Intra- and Peritumoral Based Radiomics for Assessment of Lymphovascular Invasion in Invasive Breast Cancer

Background: Radiomics has been applied for assessing lymphovascular invasion (LVI) in patients with breast cancer. However, associations between features from peritumoral regions and the LVI status were not investigated.Purpose: To investigate the value of intra-and peritumoral radiomics for assessing LVI, and to develop a nomogram to assist in making treatment decisions.Study Type: Retrospective.Population: Three hundred and sixteen patients were enrolled from two centers and divided into training (N = 165), internal validation (N = 83), and external validation (N = 68) cohorts.Field Strength/Sequence: 1.5 T and 3.0 T/dynamic contrast-enhanced (DCE) and diffusion-weighted imaging (DWI).Assessment: Radiomics features were extracted and selected based on intra-and peritumoral breast regions in two magnetic resonance imaging (MRI) sequences to create the multiparametric MRI combined radiomics signature (RS-DCE plus DWI).
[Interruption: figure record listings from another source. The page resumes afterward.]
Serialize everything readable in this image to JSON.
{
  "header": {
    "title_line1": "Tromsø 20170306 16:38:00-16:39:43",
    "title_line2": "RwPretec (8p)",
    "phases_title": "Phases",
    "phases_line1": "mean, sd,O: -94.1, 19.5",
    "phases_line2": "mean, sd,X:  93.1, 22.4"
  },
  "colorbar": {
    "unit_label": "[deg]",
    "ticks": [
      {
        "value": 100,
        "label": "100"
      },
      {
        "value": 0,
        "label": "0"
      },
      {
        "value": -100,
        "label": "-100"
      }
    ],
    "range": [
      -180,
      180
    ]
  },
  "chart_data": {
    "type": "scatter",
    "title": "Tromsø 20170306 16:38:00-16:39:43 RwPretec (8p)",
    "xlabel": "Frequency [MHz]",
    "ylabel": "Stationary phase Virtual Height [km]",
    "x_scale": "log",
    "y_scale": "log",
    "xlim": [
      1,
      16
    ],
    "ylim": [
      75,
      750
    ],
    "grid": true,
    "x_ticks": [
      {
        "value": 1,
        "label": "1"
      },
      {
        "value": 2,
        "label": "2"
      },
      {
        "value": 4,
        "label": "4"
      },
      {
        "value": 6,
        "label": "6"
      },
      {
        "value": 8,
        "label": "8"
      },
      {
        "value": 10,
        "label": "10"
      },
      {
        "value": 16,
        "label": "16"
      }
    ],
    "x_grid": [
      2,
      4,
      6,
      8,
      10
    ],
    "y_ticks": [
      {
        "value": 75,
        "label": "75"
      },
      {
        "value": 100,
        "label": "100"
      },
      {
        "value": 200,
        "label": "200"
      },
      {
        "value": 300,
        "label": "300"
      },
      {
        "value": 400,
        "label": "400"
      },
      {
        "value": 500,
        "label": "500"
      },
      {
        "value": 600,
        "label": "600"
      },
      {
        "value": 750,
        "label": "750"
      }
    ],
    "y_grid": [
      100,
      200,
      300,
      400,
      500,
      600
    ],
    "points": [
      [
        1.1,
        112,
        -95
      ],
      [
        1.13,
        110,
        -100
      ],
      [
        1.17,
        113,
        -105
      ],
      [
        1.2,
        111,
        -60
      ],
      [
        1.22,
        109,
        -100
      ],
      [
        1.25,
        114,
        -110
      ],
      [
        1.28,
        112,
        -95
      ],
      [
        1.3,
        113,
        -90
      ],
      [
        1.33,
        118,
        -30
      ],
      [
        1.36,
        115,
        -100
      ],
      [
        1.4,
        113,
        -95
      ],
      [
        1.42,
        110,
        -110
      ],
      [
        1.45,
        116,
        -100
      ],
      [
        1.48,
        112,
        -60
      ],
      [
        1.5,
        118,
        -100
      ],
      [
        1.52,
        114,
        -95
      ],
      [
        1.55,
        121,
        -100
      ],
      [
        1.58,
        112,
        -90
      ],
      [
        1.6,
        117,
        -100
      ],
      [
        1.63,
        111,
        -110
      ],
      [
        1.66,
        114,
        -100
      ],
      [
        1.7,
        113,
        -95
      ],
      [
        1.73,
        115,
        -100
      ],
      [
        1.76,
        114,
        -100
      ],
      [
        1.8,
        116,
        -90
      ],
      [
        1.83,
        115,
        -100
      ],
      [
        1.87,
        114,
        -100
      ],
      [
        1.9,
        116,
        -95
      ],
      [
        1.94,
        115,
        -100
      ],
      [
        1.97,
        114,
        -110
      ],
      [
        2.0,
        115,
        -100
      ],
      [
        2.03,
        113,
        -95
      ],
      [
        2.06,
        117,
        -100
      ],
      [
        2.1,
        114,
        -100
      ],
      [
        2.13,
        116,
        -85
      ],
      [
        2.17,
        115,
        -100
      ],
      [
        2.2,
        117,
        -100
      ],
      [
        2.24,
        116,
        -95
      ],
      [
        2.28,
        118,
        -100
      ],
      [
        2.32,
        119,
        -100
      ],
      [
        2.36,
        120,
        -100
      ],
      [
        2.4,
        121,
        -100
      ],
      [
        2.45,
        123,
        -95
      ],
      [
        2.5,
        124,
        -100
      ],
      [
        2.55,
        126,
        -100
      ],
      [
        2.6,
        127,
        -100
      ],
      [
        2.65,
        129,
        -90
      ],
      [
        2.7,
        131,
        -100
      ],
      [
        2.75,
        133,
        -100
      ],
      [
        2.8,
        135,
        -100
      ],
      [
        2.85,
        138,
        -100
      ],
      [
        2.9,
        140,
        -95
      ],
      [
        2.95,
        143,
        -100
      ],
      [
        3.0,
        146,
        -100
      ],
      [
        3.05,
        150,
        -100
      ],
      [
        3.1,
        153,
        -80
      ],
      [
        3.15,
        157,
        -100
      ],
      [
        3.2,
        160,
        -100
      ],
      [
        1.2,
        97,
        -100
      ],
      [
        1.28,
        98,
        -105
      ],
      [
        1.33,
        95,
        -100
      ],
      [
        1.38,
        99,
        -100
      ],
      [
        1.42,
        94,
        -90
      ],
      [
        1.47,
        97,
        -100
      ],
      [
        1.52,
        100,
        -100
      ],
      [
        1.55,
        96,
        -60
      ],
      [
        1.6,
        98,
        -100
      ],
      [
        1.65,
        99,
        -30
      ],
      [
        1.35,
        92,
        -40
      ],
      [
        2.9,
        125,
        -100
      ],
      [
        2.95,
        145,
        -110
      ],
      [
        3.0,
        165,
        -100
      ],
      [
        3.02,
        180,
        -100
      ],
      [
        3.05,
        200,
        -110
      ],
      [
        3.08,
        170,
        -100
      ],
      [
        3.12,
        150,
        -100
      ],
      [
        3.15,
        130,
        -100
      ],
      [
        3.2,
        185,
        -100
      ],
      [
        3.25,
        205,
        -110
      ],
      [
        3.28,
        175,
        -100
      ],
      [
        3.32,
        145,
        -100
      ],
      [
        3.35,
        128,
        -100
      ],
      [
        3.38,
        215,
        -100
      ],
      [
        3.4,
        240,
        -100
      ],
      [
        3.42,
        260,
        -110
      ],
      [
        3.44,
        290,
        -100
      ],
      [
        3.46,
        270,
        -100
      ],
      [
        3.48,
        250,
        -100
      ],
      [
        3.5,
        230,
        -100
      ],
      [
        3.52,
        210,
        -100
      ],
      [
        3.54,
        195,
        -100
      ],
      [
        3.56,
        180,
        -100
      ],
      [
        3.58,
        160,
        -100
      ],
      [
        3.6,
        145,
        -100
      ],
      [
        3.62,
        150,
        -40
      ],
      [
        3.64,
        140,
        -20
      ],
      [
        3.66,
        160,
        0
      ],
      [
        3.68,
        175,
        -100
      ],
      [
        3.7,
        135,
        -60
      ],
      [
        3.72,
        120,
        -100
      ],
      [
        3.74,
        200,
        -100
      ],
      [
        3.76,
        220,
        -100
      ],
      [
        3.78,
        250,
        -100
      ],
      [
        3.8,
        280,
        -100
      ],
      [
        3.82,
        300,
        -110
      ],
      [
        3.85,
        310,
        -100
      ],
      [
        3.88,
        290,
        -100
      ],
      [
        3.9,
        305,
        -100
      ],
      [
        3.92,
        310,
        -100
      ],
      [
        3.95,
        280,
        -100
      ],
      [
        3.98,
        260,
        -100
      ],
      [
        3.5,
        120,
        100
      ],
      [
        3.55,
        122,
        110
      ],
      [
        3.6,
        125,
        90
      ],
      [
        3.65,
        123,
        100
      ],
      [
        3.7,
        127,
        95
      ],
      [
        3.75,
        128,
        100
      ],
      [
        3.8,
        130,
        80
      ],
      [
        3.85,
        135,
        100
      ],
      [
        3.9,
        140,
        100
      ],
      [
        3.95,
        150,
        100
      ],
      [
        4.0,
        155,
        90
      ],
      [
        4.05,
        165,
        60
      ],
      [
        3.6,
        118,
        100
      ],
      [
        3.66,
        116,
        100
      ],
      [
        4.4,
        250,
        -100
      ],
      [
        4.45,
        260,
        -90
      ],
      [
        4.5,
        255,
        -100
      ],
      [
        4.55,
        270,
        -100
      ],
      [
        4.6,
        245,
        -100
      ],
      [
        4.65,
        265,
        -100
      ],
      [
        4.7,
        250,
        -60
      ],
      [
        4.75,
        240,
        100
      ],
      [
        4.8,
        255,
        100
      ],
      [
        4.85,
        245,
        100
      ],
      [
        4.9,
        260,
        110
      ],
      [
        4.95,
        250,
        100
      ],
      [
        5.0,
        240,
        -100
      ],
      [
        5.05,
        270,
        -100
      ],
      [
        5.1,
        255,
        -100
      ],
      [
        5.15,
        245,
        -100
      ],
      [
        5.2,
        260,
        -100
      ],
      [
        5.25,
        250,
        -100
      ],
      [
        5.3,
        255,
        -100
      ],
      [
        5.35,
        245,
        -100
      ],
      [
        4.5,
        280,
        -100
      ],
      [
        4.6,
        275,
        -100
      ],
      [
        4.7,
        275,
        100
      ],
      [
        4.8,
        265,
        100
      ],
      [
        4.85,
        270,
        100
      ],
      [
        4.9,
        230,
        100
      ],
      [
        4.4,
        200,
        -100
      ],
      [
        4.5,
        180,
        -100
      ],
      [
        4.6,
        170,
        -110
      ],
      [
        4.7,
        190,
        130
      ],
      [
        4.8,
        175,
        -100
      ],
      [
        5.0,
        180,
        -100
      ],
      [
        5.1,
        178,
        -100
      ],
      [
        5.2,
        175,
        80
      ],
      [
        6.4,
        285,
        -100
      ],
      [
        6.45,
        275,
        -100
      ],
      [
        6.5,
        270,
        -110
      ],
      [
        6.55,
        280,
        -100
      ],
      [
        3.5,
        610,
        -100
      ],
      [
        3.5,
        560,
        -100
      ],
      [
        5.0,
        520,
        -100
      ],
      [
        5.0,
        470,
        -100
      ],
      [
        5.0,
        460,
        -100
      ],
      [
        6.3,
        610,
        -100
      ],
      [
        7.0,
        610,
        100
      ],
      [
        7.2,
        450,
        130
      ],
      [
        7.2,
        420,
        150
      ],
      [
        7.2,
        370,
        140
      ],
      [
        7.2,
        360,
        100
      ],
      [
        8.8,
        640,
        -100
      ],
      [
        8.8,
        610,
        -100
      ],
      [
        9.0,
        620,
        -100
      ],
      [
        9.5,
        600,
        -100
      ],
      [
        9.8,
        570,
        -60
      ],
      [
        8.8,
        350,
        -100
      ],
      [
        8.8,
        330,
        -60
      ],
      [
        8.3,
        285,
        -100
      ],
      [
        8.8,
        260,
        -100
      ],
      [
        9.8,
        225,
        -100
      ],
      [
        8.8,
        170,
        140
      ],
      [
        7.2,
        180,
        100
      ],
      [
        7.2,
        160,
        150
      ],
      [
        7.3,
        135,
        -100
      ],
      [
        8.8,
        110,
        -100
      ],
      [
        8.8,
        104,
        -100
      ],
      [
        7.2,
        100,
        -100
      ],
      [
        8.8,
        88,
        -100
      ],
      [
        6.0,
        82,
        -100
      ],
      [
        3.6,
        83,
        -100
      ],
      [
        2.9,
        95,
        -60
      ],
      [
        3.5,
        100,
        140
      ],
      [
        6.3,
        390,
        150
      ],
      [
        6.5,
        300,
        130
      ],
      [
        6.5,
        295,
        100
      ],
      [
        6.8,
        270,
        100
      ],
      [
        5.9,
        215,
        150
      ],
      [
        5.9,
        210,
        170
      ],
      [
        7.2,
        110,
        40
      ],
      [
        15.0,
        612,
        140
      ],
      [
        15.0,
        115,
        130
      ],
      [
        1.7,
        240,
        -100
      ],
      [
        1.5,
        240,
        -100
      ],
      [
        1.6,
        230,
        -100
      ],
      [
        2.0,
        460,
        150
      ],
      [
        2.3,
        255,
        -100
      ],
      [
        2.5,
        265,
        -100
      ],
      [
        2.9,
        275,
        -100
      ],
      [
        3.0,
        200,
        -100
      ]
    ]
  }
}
The clinical model was built with MRI-axillary lymph nodes (MRI ALN), MRI-reported peritumoral edema (MPE), and apparent diffusion coefficient (ADC). The nomogram was constructed with RS-DCE plus DWI, MRI ALN, MPE, and ADC.Statistical Tests: Intra-and interclass correlation coefficient analysis, Mann-Whitney U test, and least absolute shrinkage and selection operator regression were used for feature selection. Receiver operating characteristic and decision curve analyses were applied to compare performance of the RS-DCE plus DWI, clinical model, and nomogram. Results: A total of 10 features were found to be associated with LVI, 3 from intra-and 7 from peritumoral areas. The nomogram showed good performance in the training (AUCs, nomogram vs. clinical model vs. RS-DCE plus DWI, 0.884 vs. 0.695 vs. 0.870), internal validation (AUCs, nomogram vs. clinical model vs. RS-DCE plus DWI, 0.813 vs. 0.695 vs. 0.794), and external validation (AUCs, nomogram vs. clinical model vs. RS-DCE plus DWI, 0.862 vs. 0.601 vs. 0.849) cohorts.